Le juge des référés, saisi sur le fondement de l’article L. 521-3 précité, peut prescrire, à des fins conservatoires ou à titre provisoire, toutes mesures, autres que celles régies par les articles L. 521-1 et L. 521-2 du code de justice administrative, notamment sous forme d’injonctions adressées à l’administration, à condition que ces mesures soient utiles et ne se heurtent à aucune contestation sérieuse. S’agissant de la condition d’urgence à laquelle est notamment subordonné le prononcé des mesures mentionnées à l’article L. 521-3, il appartient au juge des référés d’apprécier concrètement, compte tenu des justifications fournies par le requérant, si la situation portée à sa connaissance est de nature à porter un préjudice suffisamment grave et immédiat à un intérêt public, à la situation du requérant ou aux intérêts qu’il entend défendre.
Eu égard aux conséquences qu’a sur la situation d’un étranger, notamment sur son droit à se maintenir en France et, dans certains cas, à y travailler, la détention du récépissé qui lui est en principe remis après l’enregistrement de sa demande et au droit qu’il a de voir sa situation examinée au regard des dispositions relatives au séjour des étrangers en France, il incombe à l’autorité administrative, après lui avoir fixé un rendez-vous, de le recevoir en préfecture et, si son dossier est complet, de procéder à l’enregistrement de sa demande, dans un délai raisonnable.
Le préfet du Val-d’Oise fait valoir que le dossier de M. B… est incomplet et établit qu’il lui a été demandé d’adresser des pièces complémentaires à ses services par voie postale. Si M. B… soutient avoir procédé à cette démarche, il se borne à verser à l’instance des reçus de la poste attestant de l’envoi de courriers suivis, qui n’ont au demeurant pas la force probante d’un avis de réception de courrier recommandé et ne font pas apparaître le destinataire, sans apporter de précision sur le contenu du courrier. Dans ces conditions, et pour regrettable que soit cette situation, dans la mesure où M. B… n’établit pas avoir adressé aux services de la préfecture les pièces complémentaires demandées, et que le préfet conteste les avoir reçues, la mesure sollicitée ne présente pas un caractère utile. Par suite, la requête de M. B… doit être rejetée en toutes ses conclusions.
ORDONNE :
La requête de M. B… est rejetée.
La présente ordonnance sera notifiée à M. A… B… et au ministre de l’intérieur.

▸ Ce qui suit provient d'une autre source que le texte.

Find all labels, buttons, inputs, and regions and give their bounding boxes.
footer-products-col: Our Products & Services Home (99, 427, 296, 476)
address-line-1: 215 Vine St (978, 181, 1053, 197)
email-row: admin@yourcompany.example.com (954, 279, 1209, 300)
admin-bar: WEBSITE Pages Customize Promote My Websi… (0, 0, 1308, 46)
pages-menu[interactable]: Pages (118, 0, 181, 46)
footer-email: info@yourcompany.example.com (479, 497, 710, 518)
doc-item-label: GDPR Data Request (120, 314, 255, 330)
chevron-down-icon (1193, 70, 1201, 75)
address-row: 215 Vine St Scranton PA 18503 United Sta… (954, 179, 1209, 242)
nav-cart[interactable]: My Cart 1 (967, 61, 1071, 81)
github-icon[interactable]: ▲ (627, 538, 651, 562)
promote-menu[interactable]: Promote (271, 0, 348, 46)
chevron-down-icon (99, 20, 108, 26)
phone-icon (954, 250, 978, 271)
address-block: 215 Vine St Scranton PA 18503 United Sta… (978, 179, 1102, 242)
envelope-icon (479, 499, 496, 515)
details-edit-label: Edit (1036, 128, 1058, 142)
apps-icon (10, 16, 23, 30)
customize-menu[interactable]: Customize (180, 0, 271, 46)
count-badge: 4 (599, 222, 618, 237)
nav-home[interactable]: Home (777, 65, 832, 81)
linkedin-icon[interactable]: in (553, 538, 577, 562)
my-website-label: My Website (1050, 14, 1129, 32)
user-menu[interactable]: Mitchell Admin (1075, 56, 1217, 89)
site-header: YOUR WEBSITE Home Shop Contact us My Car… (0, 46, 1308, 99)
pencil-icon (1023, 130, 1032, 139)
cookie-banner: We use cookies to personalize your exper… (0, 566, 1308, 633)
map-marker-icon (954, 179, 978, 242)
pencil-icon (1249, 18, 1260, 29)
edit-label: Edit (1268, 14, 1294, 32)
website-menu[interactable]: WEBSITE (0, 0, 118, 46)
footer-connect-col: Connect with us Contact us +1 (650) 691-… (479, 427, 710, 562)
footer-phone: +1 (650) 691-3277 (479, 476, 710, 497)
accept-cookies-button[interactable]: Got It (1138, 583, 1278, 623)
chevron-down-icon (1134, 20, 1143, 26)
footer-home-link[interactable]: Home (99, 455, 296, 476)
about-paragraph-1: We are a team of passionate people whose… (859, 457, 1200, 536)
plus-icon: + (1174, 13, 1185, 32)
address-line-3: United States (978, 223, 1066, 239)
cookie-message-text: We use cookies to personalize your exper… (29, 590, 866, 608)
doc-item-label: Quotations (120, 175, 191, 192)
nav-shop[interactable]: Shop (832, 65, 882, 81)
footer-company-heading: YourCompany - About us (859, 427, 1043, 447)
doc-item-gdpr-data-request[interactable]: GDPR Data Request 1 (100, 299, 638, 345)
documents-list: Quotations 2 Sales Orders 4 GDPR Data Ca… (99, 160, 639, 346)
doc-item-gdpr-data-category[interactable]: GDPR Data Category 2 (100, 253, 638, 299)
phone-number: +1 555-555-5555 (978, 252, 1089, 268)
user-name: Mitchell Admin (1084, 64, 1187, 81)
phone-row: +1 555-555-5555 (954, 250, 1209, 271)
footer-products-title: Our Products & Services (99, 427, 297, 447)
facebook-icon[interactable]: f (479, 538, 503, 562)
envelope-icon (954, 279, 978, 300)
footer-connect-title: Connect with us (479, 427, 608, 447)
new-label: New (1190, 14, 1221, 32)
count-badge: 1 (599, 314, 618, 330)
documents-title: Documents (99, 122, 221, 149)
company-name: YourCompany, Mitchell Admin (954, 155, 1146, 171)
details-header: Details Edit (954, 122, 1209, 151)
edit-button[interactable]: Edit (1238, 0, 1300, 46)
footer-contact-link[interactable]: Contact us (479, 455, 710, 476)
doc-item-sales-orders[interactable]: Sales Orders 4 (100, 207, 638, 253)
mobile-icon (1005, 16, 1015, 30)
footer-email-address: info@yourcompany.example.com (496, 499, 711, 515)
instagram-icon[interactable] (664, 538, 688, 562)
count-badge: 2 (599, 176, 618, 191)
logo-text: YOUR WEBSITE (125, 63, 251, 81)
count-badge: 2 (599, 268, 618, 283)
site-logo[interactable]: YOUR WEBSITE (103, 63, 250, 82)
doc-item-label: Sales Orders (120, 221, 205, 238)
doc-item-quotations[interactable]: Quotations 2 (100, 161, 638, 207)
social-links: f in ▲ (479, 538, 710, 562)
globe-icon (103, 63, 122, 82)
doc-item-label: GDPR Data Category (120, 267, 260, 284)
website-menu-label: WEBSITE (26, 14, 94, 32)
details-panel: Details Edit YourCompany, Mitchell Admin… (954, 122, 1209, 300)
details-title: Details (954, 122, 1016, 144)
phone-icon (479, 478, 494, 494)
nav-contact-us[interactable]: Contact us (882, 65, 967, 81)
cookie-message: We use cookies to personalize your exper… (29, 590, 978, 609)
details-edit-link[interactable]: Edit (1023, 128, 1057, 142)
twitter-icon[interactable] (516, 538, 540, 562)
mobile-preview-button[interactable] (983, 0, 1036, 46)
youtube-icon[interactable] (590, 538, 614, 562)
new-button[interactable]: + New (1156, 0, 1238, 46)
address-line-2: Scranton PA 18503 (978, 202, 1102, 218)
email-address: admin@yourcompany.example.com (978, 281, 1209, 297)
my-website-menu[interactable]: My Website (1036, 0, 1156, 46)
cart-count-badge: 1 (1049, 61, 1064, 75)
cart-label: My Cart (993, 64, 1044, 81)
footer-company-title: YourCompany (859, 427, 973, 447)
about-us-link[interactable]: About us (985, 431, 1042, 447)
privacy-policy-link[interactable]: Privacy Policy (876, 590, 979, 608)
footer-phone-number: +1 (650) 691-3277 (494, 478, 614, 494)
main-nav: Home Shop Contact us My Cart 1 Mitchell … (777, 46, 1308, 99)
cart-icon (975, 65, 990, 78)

Copie en sera adressée au préfet du Val-d’Oise.
Fait à Cergy, le 10 novembre 2025.
La juge des référés
signé
L. Moinecourt
La République mande et ordonne au ministre de l’intérieur en ce qui le concerne ou à tous commissaires de justice à ce requis en ce qui concerne les voies de droit commun contre les parties privées, de pourvoir à l’exécution de la présente décision.